ECLI:NL:RBZWB:2024:9401

Rechtbank Zeeland-West-Brabant

Datum uitspraak
2 december 2024
Publicatiedatum
31 januari 2025
Zaaknummer
C/02/404515 / FA RK 22-5719 (echtscheiding) en C/02/425491 FA RK 24-3691 (boedel)
Instantie
Rechtbank Zeeland-West-Brabant
Type
Uitspraak
Procedures
  • Rekestprocedure
Rechters
  • mr. Voorn
Vindplaatsen
  • Rechtspraak.nl
AI samenvatting door LexboostAutomatisch gegenereerd

Echtscheiding met nevenvoorzieningen en zorgregeling voor minderjarige

In deze zaak heeft de Rechtbank Zeeland-West-Brabant op 2 december 2024 uitspraak gedaan in een echtscheidingsprocedure tussen een vrouw en een man, waarbij ook een zorgregeling voor hun minderjarige kind aan de orde was. De vrouw, vertegenwoordigd door advocaat mr. A.A. Broekman-de Feijter, verzocht om een zorgregeling waarbij contact tussen de man en de minderjarige uitsluitend onder begeleiding van jeugdzorg zou plaatsvinden. De man, vertegenwoordigd door advocaat mr. D.J.A. Burlet, was van mening dat het contact goed verliep en wilde de minderjarige graag elk weekend zien. De rechtbank heeft de zaak behandeld op 25 november 2024, waarbij beide partijen en een vertegenwoordiger van de Raad voor de Kinderbescherming aanwezig waren.

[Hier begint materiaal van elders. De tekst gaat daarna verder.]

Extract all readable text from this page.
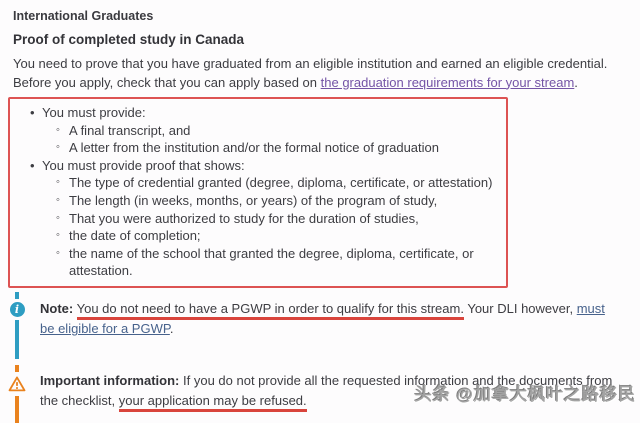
International Graduates
Proof of completed study in Canada

You need to prove that you have graduated from an eligible institution and earned an eligible credential. Before you apply, check that you can apply based on the graduation requirements for your stream.

• You must provide:
◦ A final transcript, and
◦ A letter from the institution and/or the formal notice of graduation
• You must provide proof that shows:
◦ The type of credential granted (degree, diploma, certificate, or attestation)
◦ The length (in weeks, months, or years) of the program of study,
◦ That you were authorized to study for the duration of studies,
◦ the date of completion;
◦ the name of the school that granted the degree, diploma, certificate, or attestation.
i	Note: You do not need to have a PGWP in order to qualify for this stream. Your DLI however, must be eligible for a PGWP.
Important information: If you do not provide all the requested information and the documents from the checklist, your application may be refused.	头条 @加拿大枫叶之路移民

De rechtbank oordeelde dat het in het belang van de minderjarige is dat contact met de man op een veilige manier plaatsvindt. De rechtbank heeft besloten dat de contactmomenten voorlopig onder begeleiding van jeugdzorg zullen plaatsvinden, totdat de situatie van de man verbetert. De rechtbank heeft ook een voorlopige bijdrage van € 170,- per maand voor de kosten van verzorging en opvoeding van de minderjarige vastgesteld, die de man aan de vrouw moet betalen. Daarnaast zijn partijen overeengekomen dat de man de hypotheeklasten en de maandelijkse lasten van zijn leningen bij Rabobank/Freo zal blijven voldoen. De rechtbank heeft de zaak aangehouden voor twee maanden om de man de gelegenheid te geven een beschermingsbewind te regelen.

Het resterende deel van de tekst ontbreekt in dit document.